Friday, 6 October 2017

Perspectives: Lecture 3 - Key words




Metanarrative: A more comprehensive idea behind the story.  In critical theory, and particularly postmodernism, a metanarrative (from meta-narrative, sometimes also known as a master- or grand narrative) is an abstract idea that is thought to be a comprehensive explanation of historical experience or knowledge. According to John Stephens it "is a global or totalizing cultural narrative schema which orders and explains knowledge and experience". The prefix meta- means "beyond" and is here used to mean "about", and narrative is a story constructed in a sequential fashion. Therefore, a metanarrative is a story about a story, encompassing and explaining other "little stories" within totalizing schemes.
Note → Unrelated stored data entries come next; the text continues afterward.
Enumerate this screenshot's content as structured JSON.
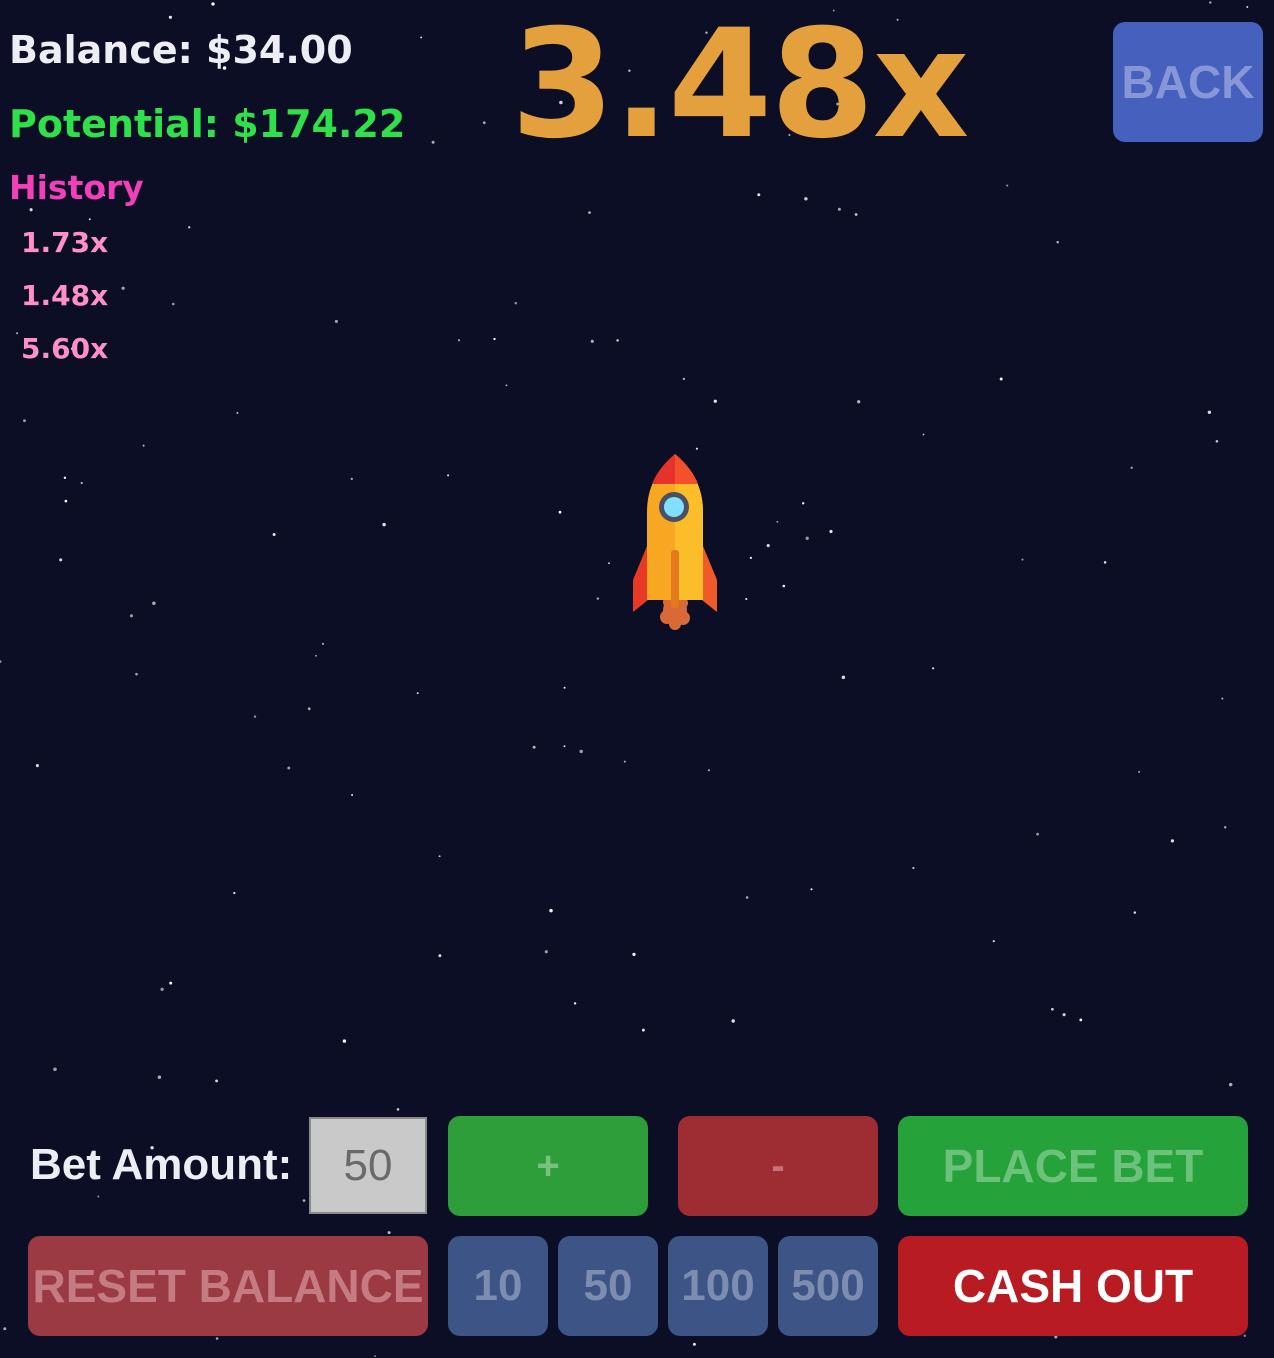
{
  "header": {
    "balance": "Balance: $34.00",
    "potential": "Potential: $174.22",
    "multiplier": "3.48x",
    "back_label": "BACK"
  },
  "history": {
    "title": "History",
    "items": [
      "1.73x",
      "1.48x",
      "5.60x"
    ]
  },
  "controls": {
    "bet_label": "Bet Amount:",
    "bet_value": "50",
    "plus_label": "+",
    "minus_label": "-",
    "place_bet_label": "PLACE BET",
    "reset_balance_label": "RESET BALANCE",
    "chips": [
      "10",
      "50",
      "100",
      "500"
    ],
    "cash_out_label": "CASH OUT"
  },
  "colors": {
    "background": "#0c0e25",
    "multiplier": "#e4a03c",
    "potential": "#2fe04a",
    "history_title": "#f23fba",
    "history_items": "#ff8fc9",
    "back_button": "#4661bd",
    "plus_button": "#2d9e39",
    "minus_button": "#9e2d33",
    "place_bet_button": "#25a23a",
    "reset_button": "#9c3a43",
    "chip_button": "#3c5486",
    "cash_out_button": "#b81b21"
  },
  "icons": {
    "player": "rocket-icon"
  }
}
Essentialism: The metaphysical view that in reality there exists not only individual objects, but also essences.

Utopian: Opposite of dystopian, A heavenly place or state of things in which everything is perfect.

Axiomatic: Self Evident or obvious

Dystopian:  A place or state in which everything is troubling and appalling, typically a totalitarian or environmentally degraded one.
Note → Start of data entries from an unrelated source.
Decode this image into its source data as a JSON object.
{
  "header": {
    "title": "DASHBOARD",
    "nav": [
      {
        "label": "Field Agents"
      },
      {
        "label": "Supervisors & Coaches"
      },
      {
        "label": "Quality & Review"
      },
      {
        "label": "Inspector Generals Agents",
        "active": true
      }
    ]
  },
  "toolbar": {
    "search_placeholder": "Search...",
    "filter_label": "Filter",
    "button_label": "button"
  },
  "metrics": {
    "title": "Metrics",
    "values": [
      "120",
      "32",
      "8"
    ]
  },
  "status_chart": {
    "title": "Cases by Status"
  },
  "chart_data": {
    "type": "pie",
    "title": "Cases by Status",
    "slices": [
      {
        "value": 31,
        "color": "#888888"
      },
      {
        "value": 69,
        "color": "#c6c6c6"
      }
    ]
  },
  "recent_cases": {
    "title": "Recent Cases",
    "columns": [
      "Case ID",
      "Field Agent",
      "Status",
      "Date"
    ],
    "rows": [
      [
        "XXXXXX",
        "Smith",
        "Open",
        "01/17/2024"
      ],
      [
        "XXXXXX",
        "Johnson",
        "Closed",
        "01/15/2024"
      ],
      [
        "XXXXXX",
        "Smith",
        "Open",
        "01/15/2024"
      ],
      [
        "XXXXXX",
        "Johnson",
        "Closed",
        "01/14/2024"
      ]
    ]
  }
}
Scepticism: To be sceptical of something, to question the truth.

Relativism: The Denial of absolute truths or absolute facts, and the claim that the truths and facts achieve their "truthfulness" or "factualness"  only relative to other "truths" or "facts" which are themselves relative to yet other "truths" or "facts".

Pluralism: refers to a society, system of government, or organization that has different groups that keep their identities while existing with other groups or a more dominant group. Rather than just one group, subgroup, or culture dictating how things go, pluralism recognizes a larger number of competing interest groups that share the power.